Chandralekha Singh, professor of physics and astronomy, will serve as director for the center, nicknamed dB-SERC. She has researched sources of student difficulties in learning physics for nearly a decade and a half. She said the practice of teaching can be studied with the same research methods as other scientific disciplines.

"Scholarship of learning and research go hand in hand," Ms. Singh said. "We're looking to promote innovative teaching and become a leader in research-based instruction."

The center will use research-based practices for teaching in science, technology, engineering and mathematics, or STEM fields, to better measure students' understanding. Faculty are encouraged to set goals of student learning and progress to improve comprehension.

The "dB" in the acronym takes on another meaning, according to Ms. Singh. While it does stand for "discipline based," dB is also the scientific abbreviation for decibel, a unit of measurement that records amplification, or measure of gain.

Measuring gain is exactly what Ms. Singh looks to accomplish.

"It's important to treat teaching and learning in a scholarly manner, as a science with measurable goals," she said."

Ms. Singh said many teachers are interested in improving students' learning, but they often don't have the tools to do so.

"Many people haven't been trained to be a teacher the way they've been trained to be a researcher," she said. "Our job is providing support for faculty members and make sure they have the tools to do well."

Ms. Singh said the center will develop faculty learning communities for teachers to discuss their experiences and compare tips and styles across departments.

Undergraduate and graduate teaching assistants in STEM classes also are invited to help assess learning in the courses they help instruct.

Ms.

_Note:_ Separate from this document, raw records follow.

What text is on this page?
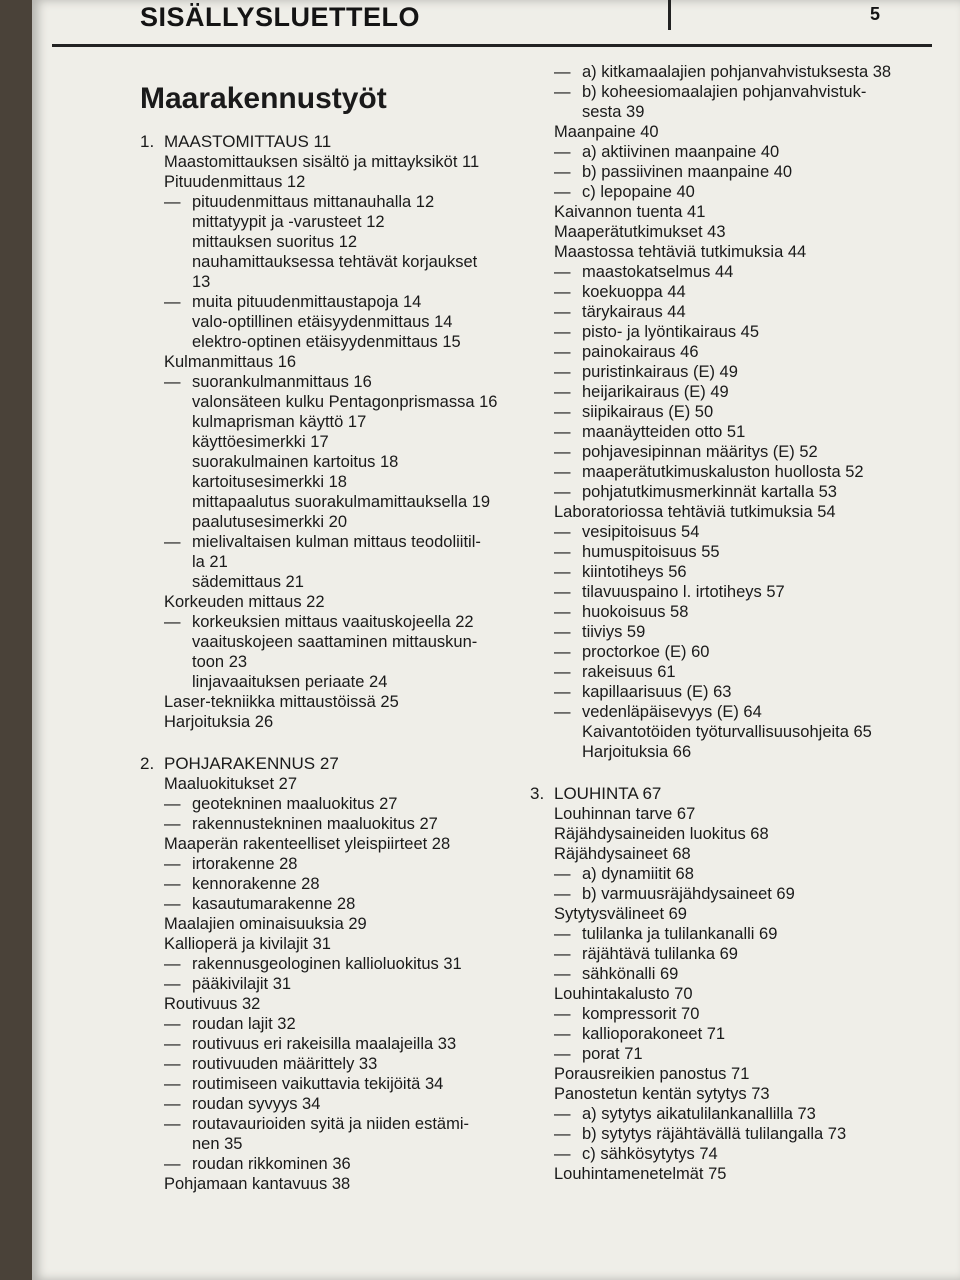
SISÄLLYSLUETTELO	5
Maarakennustyöt
1. MAASTOMITTAUS 11
Maastomittauksen sisältö ja mittayksiköt 11
Pituudenmittaus 12
— pituudenmittaus mittanauhalla 12
mittatyypit ja -varusteet 12
mittauksen suoritus 12
nauhamittauksessa tehtävät korjaukset
13
— muita pituudenmittaustapoja 14
valo-optillinen etäisyydenmittaus 14
elektro-optinen etäisyydenmittaus 15
Kulmanmittaus 16
— suorankulmanmittaus 16
valonsäteen kulku Pentagonprismassa 16
kulmaprisman käyttö 17
käyttöesimerkki 17
suorakulmainen kartoitus 18
kartoitusesimerkki 18
mittapaalutus suorakulmamittauksella 19
paalutusesimerkki 20
— mielivaltaisen kulman mittaus teodoliitil-
la 21
sädemittaus 21
Korkeuden mittaus 22
— korkeuksien mittaus vaaituskojeella 22
vaaituskojeen saattaminen mittauskun-
toon 23
linjavaaituksen periaate 24
Laser-tekniikka mittaustöissä 25
Harjoituksia 26
2. POHJARAKENNUS 27
Maaluokitukset 27
— geotekninen maaluokitus 27
— rakennustekninen maaluokitus 27
Maaperän rakenteelliset yleispiirteet 28
— irtorakenne 28
— kennorakenne 28
— kasautumarakenne 28
Maalajien ominaisuuksia 29
Kallioperä ja kivilajit 31
— rakennusgeologinen kallioluokitus 31
— pääkivilajit 31
Routivuus 32
— roudan lajit 32
— routivuus eri rakeisilla maalajeilla 33
— routivuuden määrittely 33
— routimiseen vaikuttavia tekijöitä 34
— roudan syvyys 34
— routavaurioiden syitä ja niiden estämi-
nen 35
— roudan rikkominen 36
Pohjamaan kantavuus 38
— a) kitkamaalajien pohjanvahvistuksesta 38
— b) koheesiomaalajien pohjanvahvistuk-
sesta 39
Maanpaine 40
— a) aktiivinen maanpaine 40
— b) passiivinen maanpaine 40
— c) lepopaine 40
Kaivannon tuenta 41
Maaperätutkimukset 43
Maastossa tehtäviä tutkimuksia 44
— maastokatselmus 44
— koekuoppa 44
— tärykairaus 44
— pisto- ja lyöntikairaus 45
— painokairaus 46
— puristinkairaus (E) 49
— heijarikairaus (E) 49
— siipikairaus (E) 50
— maanäytteiden otto 51
— pohjavesipinnan määritys (E) 52
— maaperätutkimuskaluston huollosta 52
— pohjatutkimusmerkinnät kartalla 53
Laboratoriossa tehtäviä tutkimuksia 54
— vesipitoisuus 54
— humuspitoisuus 55
— kiintotiheys 56
— tilavuuspaino l. irtotiheys 57
— huokoisuus 58
— tiiviys 59
— proctorkoe (E) 60
— rakeisuus 61
— kapillaarisuus (E) 63
— vedenläpäisevyys (E) 64
Kaivantotöiden työturvallisuusohjeita 65
Harjoituksia 66
3. LOUHINTA 67
Louhinnan tarve 67
Räjähdysaineiden luokitus 68
Räjähdysaineet 68
— a) dynamiitit 68
— b) varmuusräjähdysaineet 69
Sytytysvälineet 69
— tulilanka ja tulilankanalli 69
— räjähtävä tulilanka 69
— sähkönalli 69
Louhintakalusto 70
— kompressorit 70
— kallioporakoneet 71
— porat 71
Porausreikien panostus 71
Panostetun kentän sytytys 73
— a) sytytys aikatulilankanallilla 73
— b) sytytys räjähtävällä tulilangalla 73
— c) sähkösytytys 74
Louhintamenetelmät 75
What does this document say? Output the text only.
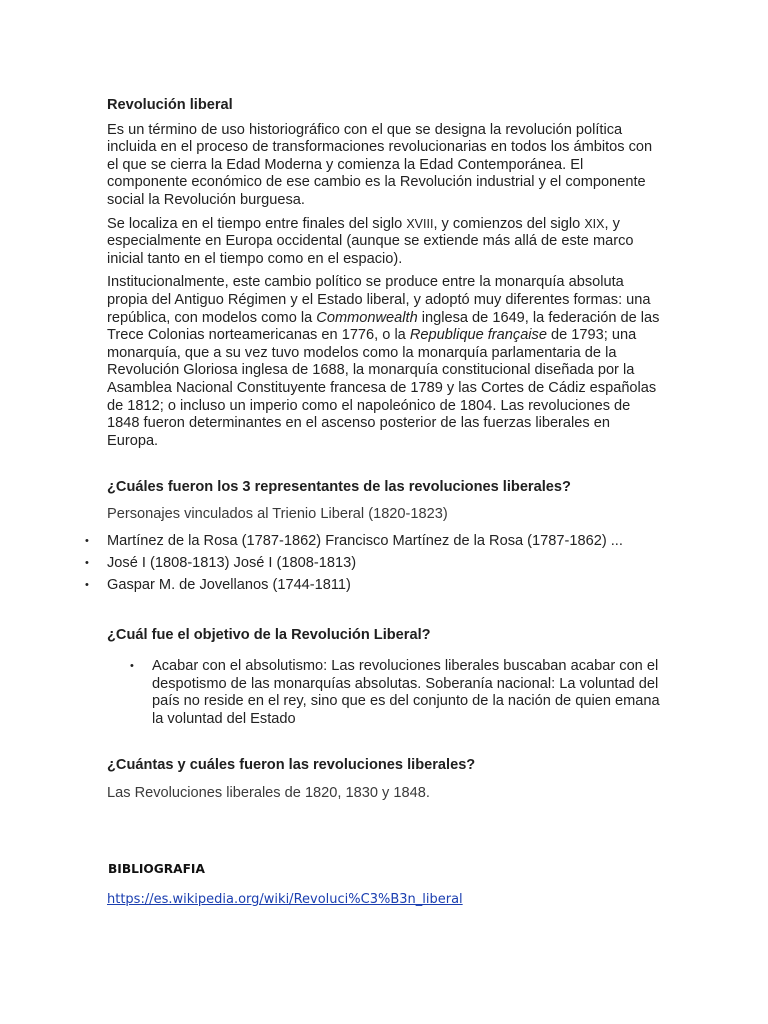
Revolución liberal

Es un término de uso historiográfico con el que se designa la revolución política incluida en el proceso de transformaciones revolucionarias en todos los ámbitos con el que se cierra la Edad Moderna y comienza la Edad Contemporánea. El componente económico de ese cambio es la Revolución industrial y el componente social la Revolución burguesa.

Se localiza en el tiempo entre finales del siglo XVIII, y comienzos del siglo XIX, y especialmente en Europa occidental (aunque se extiende más allá de este marco inicial tanto en el tiempo como en el espacio).

Institucionalmente, este cambio político se produce entre la monarquía absoluta propia del Antiguo Régimen y el Estado liberal, y adoptó muy diferentes formas: una república, con modelos como la Commonwealth inglesa de 1649, la federación de las Trece Colonias norteamericanas en 1776, o la Republique française de 1793; una monarquía, que a su vez tuvo modelos como la monarquía parlamentaria de la Revolución Gloriosa inglesa de 1688, la monarquía constitucional diseñada por la Asamblea Nacional Constituyente francesa de 1789 y las Cortes de Cádiz españolas de 1812; o incluso un imperio como el napoleónico de 1804. Las revoluciones de 1848 fueron determinantes en el ascenso posterior de las fuerzas liberales en Europa.

¿Cuáles fueron los 3 representantes de las revoluciones liberales?

Personajes vinculados al Trienio Liberal (1820-1823)

• Martínez de la Rosa (1787-1862) Francisco Martínez de la Rosa (1787-1862) ...
• José I (1808-1813) José I (1808-1813)
• Gaspar M. de Jovellanos (1744-1811)

¿Cuál fue el objetivo de la Revolución Liberal?

• Acabar con el absolutismo: Las revoluciones liberales buscaban acabar con el despotismo de las monarquías absolutas. Soberanía nacional: La voluntad del país no reside en el rey, sino que es del conjunto de la nación de quien emana la voluntad del Estado

¿Cuántas y cuáles fueron las revoluciones liberales?

Las Revoluciones liberales de 1820, 1830 y 1848.

BIBLIOGRAFIA

https://es.wikipedia.org/wiki/Revoluci%C3%B3n_liberal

Singh stressed the importance of not only focusing on "content goals," such as mastering certain types of problems, but also "affective goals" relating to attitudes toward learning.

"Struggling is part of learning, and that's good," she said. "But we need to help students see that it is good," adding students often experience feelings of failure if they aren't able to grasp a concept immediately.

A 2012 study from the President's Council of Advisors on Science and Technology, or PCAST, found fewer than 40 percent of students who enter college intending to major in a STEM field complete a STEM degree.

She said the center will work to decrease the number of dropout, failure and withdrawal rates from STEM programs at the university, while also improving science education for non-majors to create "a scientifically literate citizenry."

University officials are praising the center and its goals as a further improvement

"I'm very enthusiastic about the role that the Discipline Based Science Education Research Center can play in the university's ongoing development of a culture of evidence-based teaching," said N. John Cooper, dean of the Dietrich School of Arts and Sciences. "Professor Singh's specialization in physics education research positions her perfectly to serve as the inaugural director."

Carl Wieman, who received the Nobel prize in physics in 2001, will speak at the center's inaugural event Thursday. His lecture concentrates on taking a scientific approach to education. The event will be at 3 p.m. in the University Club's Ballroom B, 123 University Place. It is free and open to the public.